Basing discussions on hard data is often helpful in shifting the mindset away from finger pointing and toward more productive resolutions. When describing issues that sometimes arise between the revenue integrity team and various departments, Blair says, “If I can put in front of them the dollars that they’re missing because they have denial issues or they have missing charges, it avoids blame. Instead, it’s about a specific issue that’s in black and white, and together we have to figure out how to fix it.”
She cites an example in which a hospital’s nursing staff wasn’t consistently documenting infusion stop times. The revenue integrity team reviewed the data and identified how many charges they had been unable to bill. As it turns out, the facility was losing around $20,000 per month in reimbursements as a result of the poor documentation. When the nursing staff was informed the amount being lost was likely enough to cover two nursing salaries, the motivation to cooperate in the revenue cycle process increased tremendously. “That’s what we’re talking about here. We’re talking about the ability to add resources and to invest in care,” Blair says.
Affecting the Bottom Line
At Long Beach Memorial, the RCM department does more than help ensure the medical center is collecting all appropriate revenue. “Not only does the revenue cycle group focus on maximizing the organization’s incoming revenue, it’s also tasked with verifying that reimbursements are accurate and appropriate,” Bishop says. “The team works to qualify patients for Medi-Cal [California’s Medicaid program] or other potential insurance sources and makes sure that the health plans are paying claims in accordance with our contracts.”
The middle portion of the revenue cycle relies heavily on nonfinance people to accurately capture charges, a process Blair says is probably one of the most complex within the overall revenue function. While there’s long been a focus on the front-end and back-end pieces, she says revenue integrity is all about the middle area. “It’s making that translation between the clinical care and the financial transactions,” she explains. “The impact to the bottom line is that by doing that accurately, you can impact your payments today.”

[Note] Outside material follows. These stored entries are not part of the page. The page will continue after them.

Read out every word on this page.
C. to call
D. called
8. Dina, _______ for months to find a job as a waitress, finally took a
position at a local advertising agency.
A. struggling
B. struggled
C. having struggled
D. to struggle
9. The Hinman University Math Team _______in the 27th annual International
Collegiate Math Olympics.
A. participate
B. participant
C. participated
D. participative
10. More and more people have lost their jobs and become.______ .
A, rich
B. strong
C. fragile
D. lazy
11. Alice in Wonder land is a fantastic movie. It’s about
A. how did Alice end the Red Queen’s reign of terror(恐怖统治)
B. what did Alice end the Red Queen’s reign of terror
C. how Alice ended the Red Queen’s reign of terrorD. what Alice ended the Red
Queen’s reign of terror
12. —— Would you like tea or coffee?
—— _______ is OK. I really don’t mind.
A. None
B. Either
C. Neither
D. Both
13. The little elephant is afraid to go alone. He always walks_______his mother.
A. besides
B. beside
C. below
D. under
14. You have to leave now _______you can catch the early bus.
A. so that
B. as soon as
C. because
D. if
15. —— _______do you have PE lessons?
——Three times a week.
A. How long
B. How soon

Healthcare organizations focused solely on the here and now are being shortsighted, Blair says. “It’s about impacting the bottom line now by doing it accurately but also impacting the data that’s going to be used to make future decisions about reimbursement to the hospital,” she says.

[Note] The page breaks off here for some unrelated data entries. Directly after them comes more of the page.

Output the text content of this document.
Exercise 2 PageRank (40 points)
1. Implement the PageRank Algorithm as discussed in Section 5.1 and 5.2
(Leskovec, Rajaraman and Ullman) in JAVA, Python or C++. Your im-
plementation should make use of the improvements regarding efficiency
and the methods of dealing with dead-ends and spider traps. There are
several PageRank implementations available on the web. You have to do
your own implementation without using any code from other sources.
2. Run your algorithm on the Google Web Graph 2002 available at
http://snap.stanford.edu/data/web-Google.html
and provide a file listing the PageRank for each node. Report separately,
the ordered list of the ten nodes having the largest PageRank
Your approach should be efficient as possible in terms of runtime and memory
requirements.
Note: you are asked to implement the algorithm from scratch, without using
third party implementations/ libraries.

— Julie Knudson is a freelance business writer based in Seattle.
Hop on the Technology Bandwagon
Not only will automation make the process run faster, it’s also likely to be much more efficient, says Kathi L. Austin, CPC, CPC-H, CCP, executive director of revenue integrity at Sisters of Mercy Health System in St Louis, where most of the revenue cycle is automated. “By automating the cycle itself, you’re going to eliminate duplicity that’s probably rampant,” she says.
Because fields can be autopopulated, Austin says a decrease in claim error rates is a real possibility, adding that she wouldn’t be surprised to see the revenue cycle process streamlined to such a degree that a few steps can be consolidated or even eliminated. It all adds up to greater profitability. “I think you have an acceleration of reimbursement because you’re going to be increasing your efficiencies,” Austin says.

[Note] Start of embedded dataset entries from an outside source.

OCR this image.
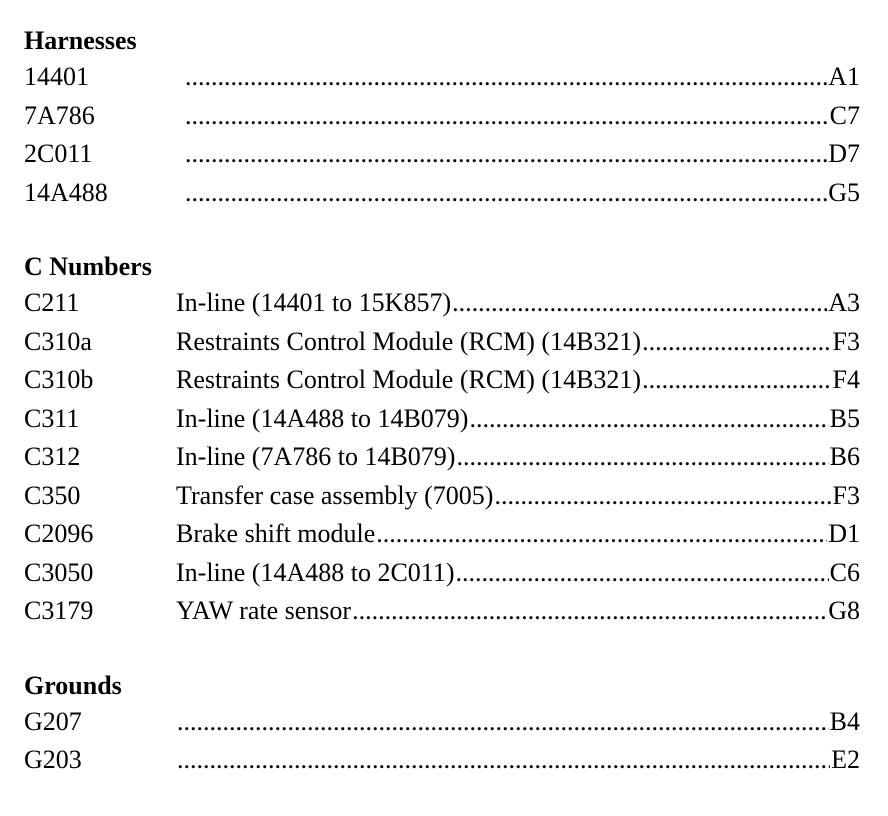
Harnesses
14401 .....	A1
7A786 .....	C7
2C011 .....	D7
14A488 .....	G5
C Numbers
C211	In-line (14401 to 15K857) .....	A3
C310a	Restraints Control Module (RCM) (14B321) .....	F3
C310b	Restraints Control Module (RCM) (14B321) .....	F4
C311	In-line (14A488 to 14B079) .....	B5
C312	In-line (7A786 to 14B079) .....	B6
C350	Transfer case assembly (7005) .....	F3
C2096	Brake shift module .....	D1
C3050	In-line (14A488 to 2C011) .....	C6
C3179	YAW rate sensor .....	G8
Grounds
G207 .....	B4
G203 .....	E2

John Bishop, chief financial officer at Long Beach Memorial Medical Center in California, agrees that efficiency and accuracy are boosted through automation, describing it as a tool that enables the revenue cycle management team to focus on strategic opportunities to improve revenue integrity.
Nevertheless, he doesn’t envision a time when the entire revenue cycle process is automated. “It is unlikely that the revenue cycle will ever be completely automated because the dynamic landscape of healthcare reimbursement may not allow it to occur,” Bishop says.